Question 9: Your team has collected customer satisfaction survey data on a scale of
1-10 and wants to understand its distribution before launching a new product.
● Explain which summary statistics and visualizations (e.g. mean, standard
deviation, histogram) you’d use.
● Write Python code to create a histogram using Matplotlib for the survey data:
survey_scores = [7, 8, 5, 9, 6, 7, 8, 9, 10, 4, 7, 6, 9, 8, 7]
(Include your Python code and output in the code  below.)

### Question 9: Your team has collected customer satisfaction survey data on a scale of 1-10 and wants to understand its distribution before launching a new product.

*   **Explain which summary statistics and visualizations (e.g. mean, standard deviation, histogram) you’d use.**

* To understand the distribution of customer satisfaction survey data on a scale of 1-10, several summary statistics and visualizations would be useful:

**Summary Statistics:**

*   **Mean:** The average satisfaction score provides a single measure of the typical satisfaction level.
*   **Median:** The middle satisfaction score when the data is ordered helps understand the central tendency, especially if the data is skewed.
*   **Mode:** The most frequent satisfaction score indicates the most common response.
*   **Standard Deviation:** This measures the spread or variability of the satisfaction scores around the mean. A higher standard deviation indicates more variation in responses.
*   **Range:** The difference between the maximum and minimum scores gives a simple measure of the spread.
*   **Percentiles (e.g., 25th, 75th):** These can help understand the distribution of scores and identify quartiles, which are useful for creating boxplots.

**Visualizations:**

*   **Histogram:** A histogram is excellent for visualizing the distribution of the data. It shows the frequency of each satisfaction score (or ranges of scores) and helps identify the shape of the distribution (e.g., normal, skewed), the most common scores, and the spread of the data.
*   **Boxplot:** A boxplot provides a visual summary of the distribution, showing the median, quartiles, and potential outliers.
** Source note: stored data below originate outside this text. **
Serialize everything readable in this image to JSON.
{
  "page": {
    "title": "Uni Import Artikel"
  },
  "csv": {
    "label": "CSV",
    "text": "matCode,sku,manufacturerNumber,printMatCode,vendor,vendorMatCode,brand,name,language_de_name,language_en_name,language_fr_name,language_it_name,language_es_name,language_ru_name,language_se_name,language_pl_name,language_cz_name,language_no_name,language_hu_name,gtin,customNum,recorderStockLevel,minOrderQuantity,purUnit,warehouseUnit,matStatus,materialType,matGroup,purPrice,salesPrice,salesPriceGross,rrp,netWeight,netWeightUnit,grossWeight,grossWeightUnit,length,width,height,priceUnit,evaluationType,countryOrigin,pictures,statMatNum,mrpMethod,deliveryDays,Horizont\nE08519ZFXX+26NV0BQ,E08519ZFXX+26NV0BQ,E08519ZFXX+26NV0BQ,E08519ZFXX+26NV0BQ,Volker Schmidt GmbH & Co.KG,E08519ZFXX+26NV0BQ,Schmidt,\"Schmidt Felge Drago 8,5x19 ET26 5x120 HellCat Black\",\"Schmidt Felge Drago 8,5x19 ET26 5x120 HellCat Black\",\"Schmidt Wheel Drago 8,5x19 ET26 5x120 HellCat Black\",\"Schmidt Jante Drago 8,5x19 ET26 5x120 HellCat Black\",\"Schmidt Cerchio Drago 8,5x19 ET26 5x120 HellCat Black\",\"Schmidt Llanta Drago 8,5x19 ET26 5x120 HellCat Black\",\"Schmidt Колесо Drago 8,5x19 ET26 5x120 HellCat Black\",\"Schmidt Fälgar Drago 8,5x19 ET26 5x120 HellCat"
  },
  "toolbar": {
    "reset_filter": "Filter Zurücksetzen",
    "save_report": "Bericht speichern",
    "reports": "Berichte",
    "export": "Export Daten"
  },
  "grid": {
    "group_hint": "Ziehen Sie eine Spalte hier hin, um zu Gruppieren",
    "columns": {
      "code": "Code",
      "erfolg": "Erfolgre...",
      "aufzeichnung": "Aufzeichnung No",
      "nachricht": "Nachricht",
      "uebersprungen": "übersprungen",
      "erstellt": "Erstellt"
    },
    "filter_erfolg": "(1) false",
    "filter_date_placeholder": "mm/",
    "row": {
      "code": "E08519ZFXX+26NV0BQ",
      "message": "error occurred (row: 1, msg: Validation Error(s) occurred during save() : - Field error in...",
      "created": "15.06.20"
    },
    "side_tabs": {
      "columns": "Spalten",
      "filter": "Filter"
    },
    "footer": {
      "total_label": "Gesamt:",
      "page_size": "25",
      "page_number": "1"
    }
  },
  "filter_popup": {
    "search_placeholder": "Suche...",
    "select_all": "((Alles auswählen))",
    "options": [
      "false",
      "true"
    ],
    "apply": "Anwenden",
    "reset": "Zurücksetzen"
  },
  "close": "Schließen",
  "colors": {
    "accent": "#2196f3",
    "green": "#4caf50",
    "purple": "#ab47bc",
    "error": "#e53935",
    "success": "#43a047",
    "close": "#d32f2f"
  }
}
It's useful for comparing the distribution across different groups if you had additional categorical variables (e.g., satisfaction scores by region).
*   **Bar Chart:** While a histogram groups values into bins, a bar chart can be used to show the frequency of each individual satisfaction score from 1 to 10.

In this case, a **histogram** would be particularly insightful to see the frequency of each score and the overall shape of the distribution. Calculating the **mean**, **median**, **mode**, and **standard deviation** would provide key numerical summaries of the data.

*   **Write Python code to create a histogram using Matplotlib for the survey data:**
    `survey_scores = [7, 8, 5, 9, 6, 7, 8, 9, 10, 4, 7, 6, 9, 8, 7]`

In [None]:
import matplotlib.pyplot as plt

# The given survey data
survey_scores = [7, 8, 5, 9, 6, 7, 8, 9, 10, 4, 7, 6, 9, 8, 7]

# Create the histogram
plt.figure(figsize=(8, 6))
plt.hist(survey_scores, bins=range(4, 12), align='left', rwidth=0.8) # Bins for scores 4 to 10
plt.title("Distribution of Customer Satisfaction Scores")
plt.xlabel("Satisfaction Score (1-10)")
plt.ylabel("Frequency")
plt.xticks(range(4, 11)) # Set x-axis ticks to be the survey scores
plt.grid(axis='y', alpha=0.75)
plt.show()